Braunschweig - The lack of an endogenous enzyme that influenza viruses need for replication makes mice resistant to flu. This is shown by experiments in PLOS Pathogens (2013; doi: 10.1371 / journal.ppat.1003774), which show new starting point for treatment.
Like all viruses, the pathogens of influenza depend on cell enzymes to reproduce that they misuse for the purpose of replication. Without these "host factors", the chain of infection breaks down quickly, as scientists from the Braunschweig Helmholtz Center for Infection Research are now using the example of the H1N1 influenza virus, the causative agent of "swine flu" from 2009 and the dreaded "Spanish flu" of 1918 / 20.
The researchers removed the gene for the protease Tmprss2, which is present in the cells, from the genome of mice activates hemagglutinin A. The viruses need the activated hemagglutinin in order to be able to infect other cells. The protein is the anchor with which they dock on the cell membrane.
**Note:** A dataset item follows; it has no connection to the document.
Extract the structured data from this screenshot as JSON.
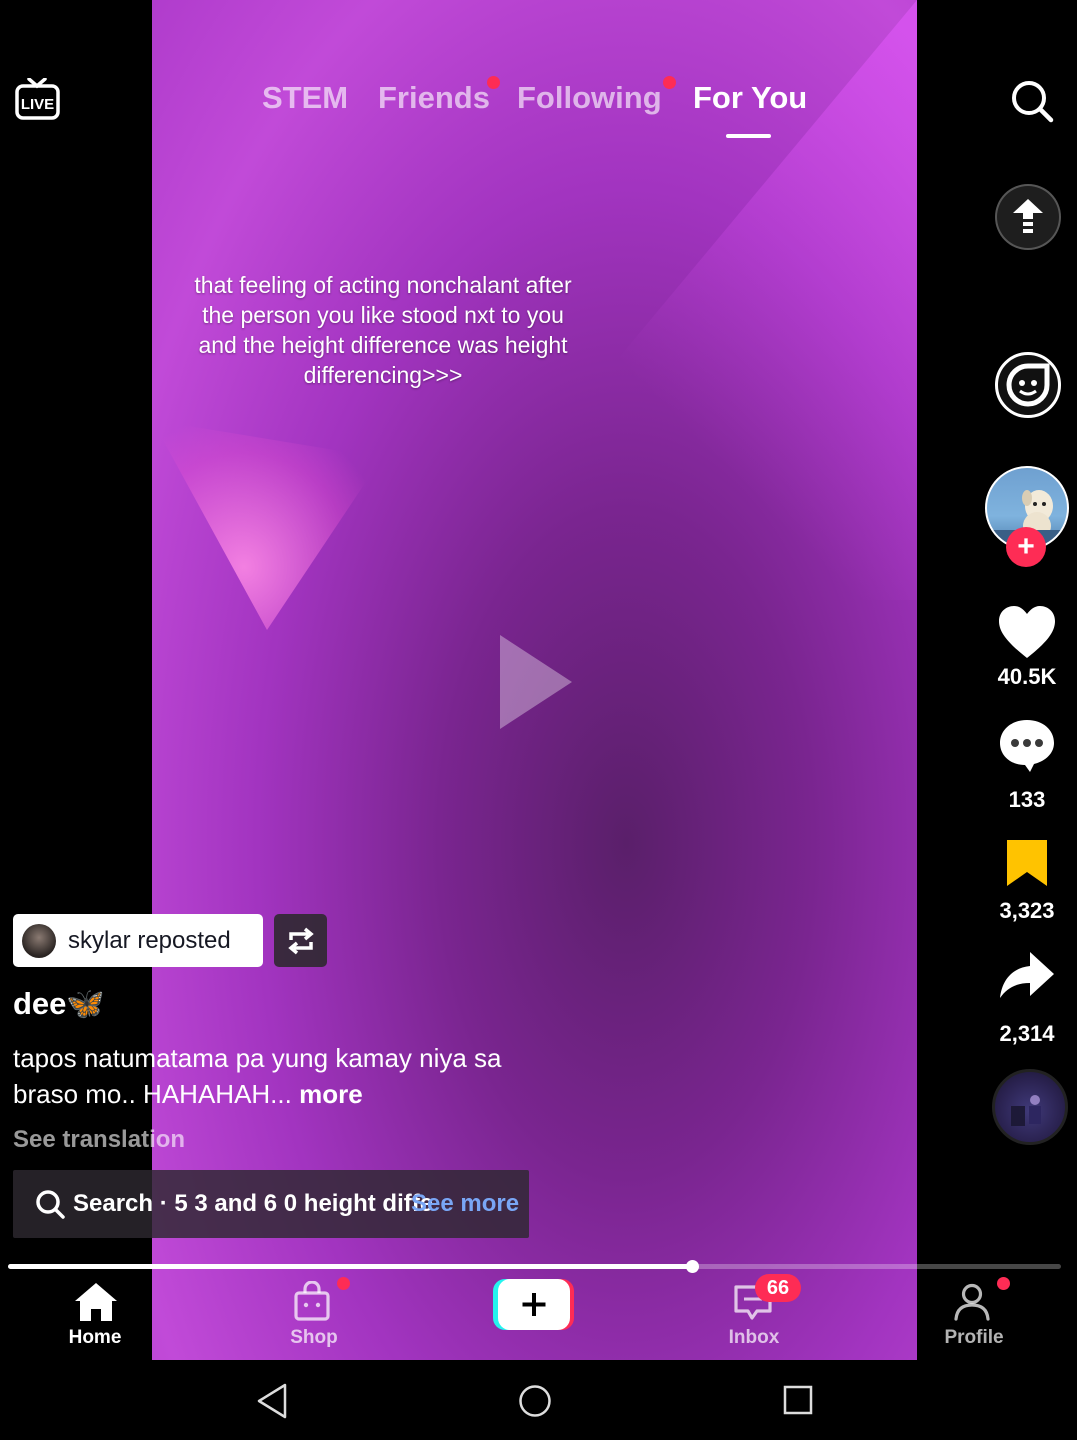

Without Tmprss2, the chain of infection is quickly interrupted, which the team led by Prof. Klaus Schughart also noticed in their experimental animals. The knockout mice lacking the gene for Tmprss2 suffered no weight loss after exposure to influenza viruses and their lungs were hardly damaged. Although the animals were infected, Schughart reports, only inactive viruses were formed that cannot endanger the animals.
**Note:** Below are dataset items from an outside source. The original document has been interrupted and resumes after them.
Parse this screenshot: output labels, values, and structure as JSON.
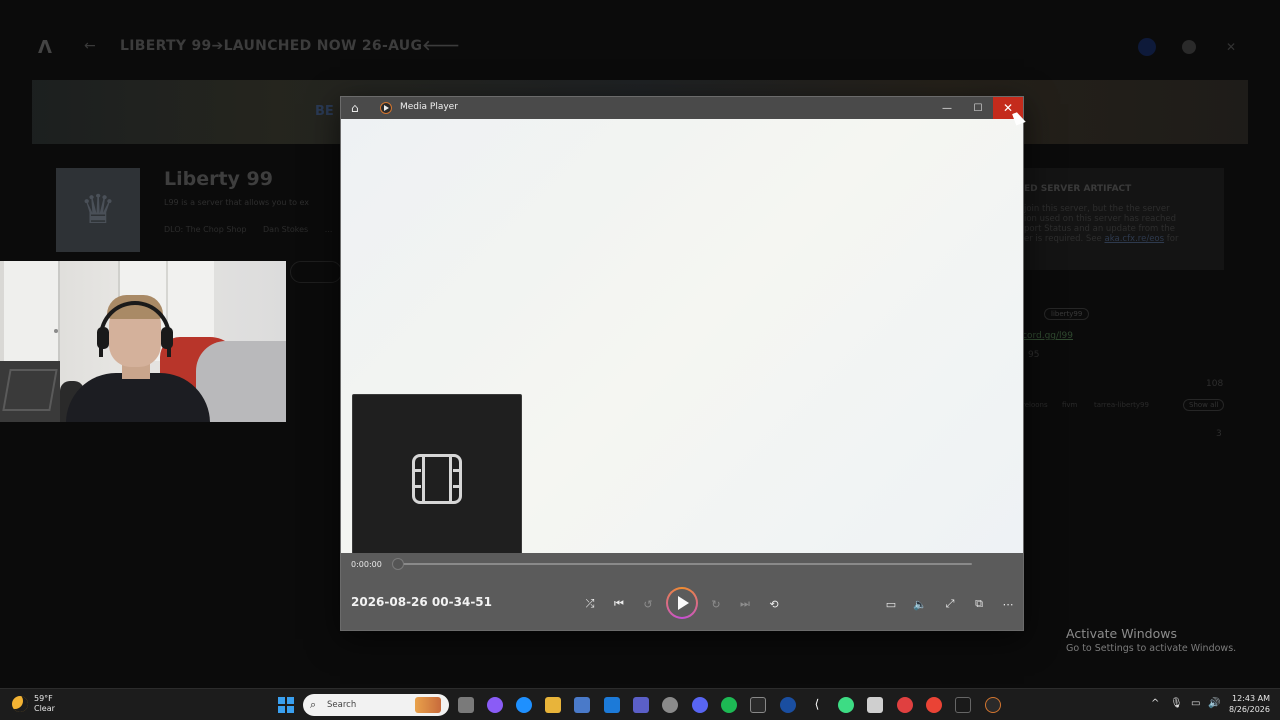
{
  "background_app": {
    "logo": "Λ",
    "back": "←",
    "title": "LIBERTY 99➔LAUNCHED NOW 26-AUG🡐",
    "banner_text": "BE",
    "server_name": "Liberty 99",
    "server_desc": "L99 is a server that allows you to ex",
    "tags": [
      "DLO: The Chop Shop",
      "Dan Stokes",
      "..."
    ],
    "artifact": {
      "title": "ED SERVER ARTIFACT",
      "lines": [
        "join this server, but the the server",
        "ion used on this server has reached",
        "port Status and an update from the",
        "er is required. See "
      ],
      "link": "aka.cfx.re/eos",
      "link_suffix": " for"
    },
    "right_tag": "liberty99",
    "right_link": "cord.gg/l99",
    "right_sub": "95",
    "count_1": "108",
    "count_2": "3",
    "chips": [
      "reloons",
      "fivm",
      "tarrea-liberty99"
    ],
    "show_all": "Show all"
  },
  "media_player": {
    "title": "Media Player",
    "current_time": "0:00:00",
    "progress_percent": 0,
    "filename": "2026-08-26 00-34-51",
    "window_buttons": {
      "minimize": "—",
      "maximize": "☐",
      "close": "✕"
    },
    "controls": {
      "shuffle": "⤮",
      "previous": "⏮",
      "skip_back": "↺",
      "skip_forward": "↻",
      "next": "⏭",
      "repeat": "⟲",
      "captions": "▭",
      "volume": "🔈",
      "fullscreen": "⤢",
      "miniplayer": "⧉",
      "more": "⋯"
    }
  },
  "activate_windows": {
    "title": "Activate Windows",
    "subtitle": "Go to Settings to activate Windows."
  },
  "taskbar": {
    "weather_temp": "59°F",
    "weather_desc": "Clear",
    "search_placeholder": "Search",
    "tray_chevron": "^",
    "tray_mic": "🎙",
    "tray_net": "▭",
    "tray_vol": "🔊",
    "time": "12:43 AM",
    "date": "8/26/2026",
    "app_icon_colors": [
      "#7a7a7a",
      "#8a5cf6",
      "#1e90ff",
      "#e8b43a",
      "#4a7ac9",
      "#1c7ad8",
      "#5b5fc7",
      "#8a8a8a",
      "#5865f2",
      "#1db954",
      "#2a2a2a",
      "#1a4ea0",
      "#ffffff",
      "#3ddc84",
      "#e04040",
      "#cfcfcf",
      "#ea4335",
      "#1a1a1a",
      "#2a2a2a"
    ]
  },
  "colors": {
    "close_button": "#c42b1c",
    "titlebar": "#4a4a4a",
    "controls_bar": "#5b5b5b",
    "play_ring_start": "#f08c2e",
    "play_ring_end": "#c64fd6",
    "windows_accent": "#3aa0f0"
  }
}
Schughart believes it is possible that some people are naturally immune to influenza due to mutations in the Tmprss2 gene. However, such cases have not yet been described.
The enzyme Tmprss2 would also be suitable as an approach for therapy. Gene therapy that would remove or switch off the gene would not be an option in humans. The development of drugs that, in the event of an infection, block the enzyme - ideally only temporarily - would be possible. The tolerance could be good. In any case, the lack of Tmprss2 had no discernible disadvantages in the mice, as Schughart assures.
A Tmprss2 blocker would also have the advantage that the viruses could not develop resistance as easily as oseltamivir and other flu medicines. These agents attack components of the virus that the virus can change through mutations. This is not possible with the Tmprss2 gene, which is part of the human genome.